O presidente Fernando Henrique Cardoso sancionou ontem a lei do rito sumário para processos de desapropriação de terras com fins de reforma agrária - que permite ao Ministério Público intervir nas disputas pela posse da terra - e aproveitou para criticar os ruralistas e os latifundiários do País que, segundo o presidente, tomavam conta do Congresso e faziam barulho. ‘‘Viraram tigres de papel. E tigre de papel não mete medo em ninguém’’.
Em seguida, o presidente provocou: ‘‘Cadê a bancada latifundiária ruralista?’’, para ele mesmo emendar a resposta: ‘‘Ela só existe quando não há um governo determinado. Na hora em que fica só aquele que vai defender o latifúndio improdutivo, ele não tem coragem de ir para a tribuna’’, disse o presidente. A bancada de parlamentares ruralistas foi contra a aprovação do rito sumário e as modificações no ITR (Imposto Territorial Rural).
Na solenidade de sanção da lei, FHC aproveitou para informar que o governo assentou 61.057 famílias e desapropriou 2,04 milhões de hectares em 96 - mil a mais do que a meta do governo. Prometeu assentar 80 mil em 1997.
Apesar de chamar os latifundiários de tigres de papel, FHC disse que será ‘‘muito difícil’’ cobrar deles o novo ITR, que aumentou para as terras improdutivas. ‘‘(O governo) tem que se preparar, fazer cooperação com os prefeitos e os governadores (para executar a cobrança)’’, afirmou.
Durante o discurso, FHC também mandou recados para o MST. Disse que haverá contestações sobre o número de famílias assentadas pelo governo. ‘‘Tem gente que contesta tudo. Senão contestarem, desaparecem. Não tem condição de fazer, então contestam’’, afirmou.
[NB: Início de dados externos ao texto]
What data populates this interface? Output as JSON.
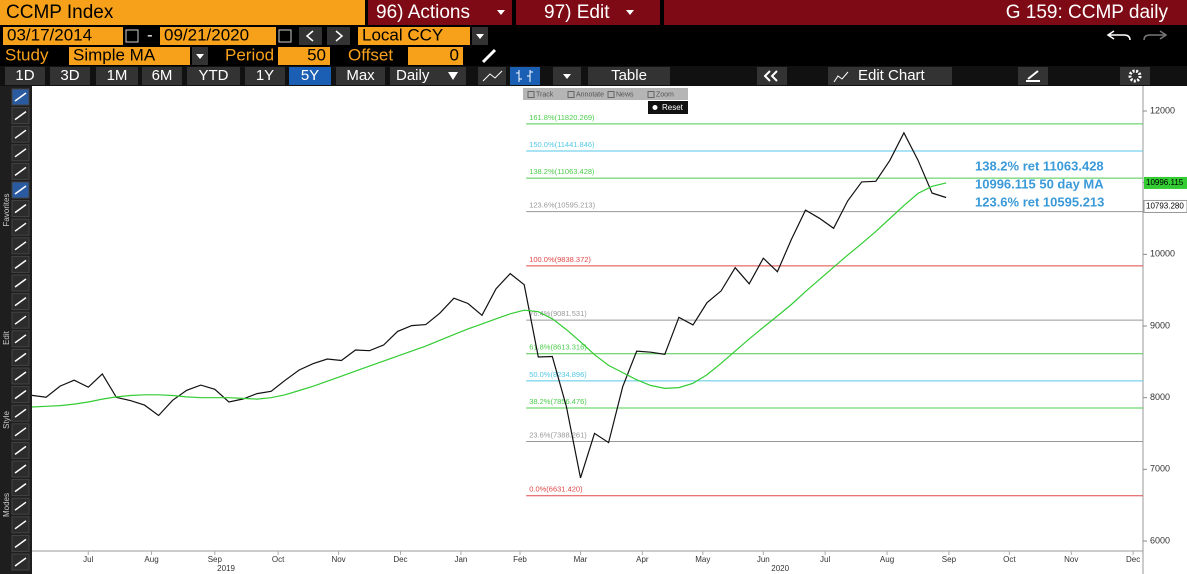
{
  "header": {
    "security": "CCMP Index",
    "actions": "96) Actions",
    "edit": "97) Edit",
    "window": "G 159: CCMP daily"
  },
  "controls": {
    "date_start": "03/17/2014",
    "date_separator": "-",
    "date_end": "09/21/2020",
    "currency": "Local CCY",
    "study_label": "Study",
    "study": "Simple MA",
    "period_label": "Period",
    "period": "50",
    "offset_label": "Offset",
    "offset": "0"
  },
  "toolbar": {
    "ranges": [
      "1D",
      "3D",
      "1M",
      "6M",
      "YTD",
      "1Y",
      "5Y",
      "Max"
    ],
    "active_range": 6,
    "frequency": "Daily",
    "table": "Table",
    "edit_chart": "Edit Chart"
  },
  "side_labels": [
    "Favorites",
    "Edit",
    "Style",
    "Modes"
  ],
  "chart_tools": {
    "tools": [
      "Track",
      "Annotate",
      "News",
      "Zoom"
    ],
    "reset": "Reset"
  },
  "chart_data": {
    "type": "line",
    "x": [
      0,
      1,
      2,
      3,
      4,
      5,
      6,
      7,
      8,
      9,
      10,
      11,
      12,
      13,
      14,
      15,
      16,
      17,
      18,
      19,
      20,
      21,
      22,
      23,
      24,
      25,
      26,
      27,
      28,
      29,
      30,
      31,
      32,
      33,
      34,
      35,
      36,
      37,
      38,
      39,
      40,
      41,
      42,
      43,
      44,
      45,
      46,
      47,
      48,
      49,
      50,
      51,
      52,
      53,
      54,
      55,
      56,
      57,
      58,
      59,
      60,
      61,
      62,
      63,
      64,
      65
    ],
    "series": [
      {
        "name": "CCMP",
        "color": "#111111",
        "last_label": "10793.280",
        "values": [
          8031,
          8006,
          8161,
          8244,
          8146,
          8330,
          8004,
          7959,
          7896,
          7751,
          7963,
          8103,
          8176,
          8117,
          7940,
          7982,
          8057,
          8089,
          8243,
          8386,
          8475,
          8540,
          8519,
          8665,
          8656,
          8735,
          8924,
          9006,
          9020,
          9178,
          9388,
          9314,
          9150,
          9520,
          9731,
          9576,
          8567,
          8575,
          7875,
          6880,
          7502,
          7373,
          8153,
          8650,
          8634,
          8605,
          9121,
          9015,
          9325,
          9490,
          9814,
          9589,
          9946,
          9757,
          10208,
          10617,
          10503,
          10363,
          10745,
          11011,
          11019,
          11312,
          11696,
          11313,
          10854,
          10793.28
        ]
      },
      {
        "name": "50 day MA",
        "color": "#33cc33",
        "values": [
          7870,
          7880,
          7890,
          7910,
          7940,
          7980,
          8010,
          8030,
          8040,
          8040,
          8030,
          8010,
          8000,
          8000,
          8000,
          7990,
          7980,
          8000,
          8040,
          8100,
          8160,
          8230,
          8300,
          8370,
          8440,
          8510,
          8580,
          8650,
          8720,
          8800,
          8880,
          8960,
          9030,
          9100,
          9170,
          9220,
          9200,
          9100,
          8950,
          8780,
          8600,
          8450,
          8350,
          8250,
          8170,
          8130,
          8140,
          8200,
          8320,
          8480,
          8650,
          8820,
          8980,
          9140,
          9300,
          9480,
          9650,
          9820,
          9990,
          10150,
          10320,
          10500,
          10680,
          10850,
          10950,
          10996.115
        ]
      }
    ],
    "fib_levels": [
      {
        "value": 11820.269,
        "label": "161.8%(11820.269)",
        "color": "#4ccc4c"
      },
      {
        "value": 11441.846,
        "label": "150.0%(11441.846)",
        "color": "#55c8e8"
      },
      {
        "value": 11063.428,
        "label": "138.2%(11063.428)",
        "color": "#4ccc4c"
      },
      {
        "value": 10595.213,
        "label": "123.6%(10595.213)",
        "color": "#999999"
      },
      {
        "value": 9838.372,
        "label": "100.0%(9838.372)",
        "color": "#e04848"
      },
      {
        "value": 9081.531,
        "label": "76.4%(9081.531)",
        "color": "#999999"
      },
      {
        "value": 8613.316,
        "label": "61.8%(8613.316)",
        "color": "#4ccc4c"
      },
      {
        "value": 8234.896,
        "label": "50.0%(8234.896)",
        "color": "#55c8e8"
      },
      {
        "value": 7856.476,
        "label": "38.2%(7856.476)",
        "color": "#4ccc4c"
      },
      {
        "value": 7388.261,
        "label": "23.6%(7388.261)",
        "color": "#999999"
      },
      {
        "value": 6631.42,
        "label": "0.0%(6631.420)",
        "color": "#e04848"
      }
    ],
    "annotations": [
      "138.2% ret 11063.428",
      "10996.115 50 day MA",
      "123.6% ret 10595.213"
    ],
    "xlim": [
      0,
      79
    ],
    "xticks": [
      {
        "value": 4,
        "label": "Jul"
      },
      {
        "value": 8.5,
        "label": "Aug"
      },
      {
        "value": 13,
        "label": "Sep"
      },
      {
        "value": 17.5,
        "label": "Oct"
      },
      {
        "value": 21.8,
        "label": "Nov"
      },
      {
        "value": 26.2,
        "label": "Dec"
      },
      {
        "value": 30.5,
        "label": "Jan"
      },
      {
        "value": 34.7,
        "label": "Feb"
      },
      {
        "value": 39,
        "label": "Mar"
      },
      {
        "value": 43.4,
        "label": "Apr"
      },
      {
        "value": 47.7,
        "label": "May"
      },
      {
        "value": 52,
        "label": "Jun"
      },
      {
        "value": 56.4,
        "label": "Jul"
      },
      {
        "value": 60.8,
        "label": "Aug"
      },
      {
        "value": 65.2,
        "label": "Sep"
      },
      {
        "value": 69.5,
        "label": "Oct"
      },
      {
        "value": 73.9,
        "label": "Nov"
      },
      {
        "value": 78.3,
        "label": "Dec"
      }
    ],
    "year_ticks": [
      {
        "value": 13.8,
        "label": "2019"
      },
      {
        "value": 53.2,
        "label": "2020"
      }
    ],
    "ylim": [
      6000,
      12000
    ],
    "yticks": [
      6000,
      7000,
      8000,
      9000,
      10000,
      11000,
      12000
    ],
    "grid": false
  }
}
O presidente disse que não vai priorizar o assentamento das famílias ligadas ao MST. ‘‘Não vamos assentar um setor que está num movimento. O Brasil não é de um movimento, é de todos os brasileiros que necessitam de terra’’, afirmou. Para FHC, a ocupação de terras pelos sem-terra dá argumentos aos que não querem fazer a reforma agrária.
‘‘A intolerância, em política, não leva a nada, a não ser ao radicalismo que penaliza os interesses em nome dos quais se radicaliza’’, disse Fernando Henrique. Participaram da cerimônia no Planalto estudantes da Universidade de Brasília, que estão realizando um censo nos assentamentos agrícolas do Brasil.
Risco Mas em Marília (SP), a demora do Incra na liberação de recursos para o pagamento de indenizações pode colocar em risco a maioria dos acordos feitos pelo Instituto de Terras do Estado de São Paulo (Itesp). Os principais acordos foram feitos com fazendeiros do Pontal do Paranapanema, para a aquisição pacífica de suas terras, que foram incluídas no programa de assentamento do governo estadual.
Dos R$ 9 milhões prometidos pelo ministro de Assuntos Fundiários, Raul Jungmann, só R$ 3,5 milhões foram liberados até agora, o suficiente para a consolidação de apenas 10 dos 21 acordos celebrados, onde o Estado já está assentando famílias, graças a mandados judiciais que lhe transferiram a tutela de 30% das áreas.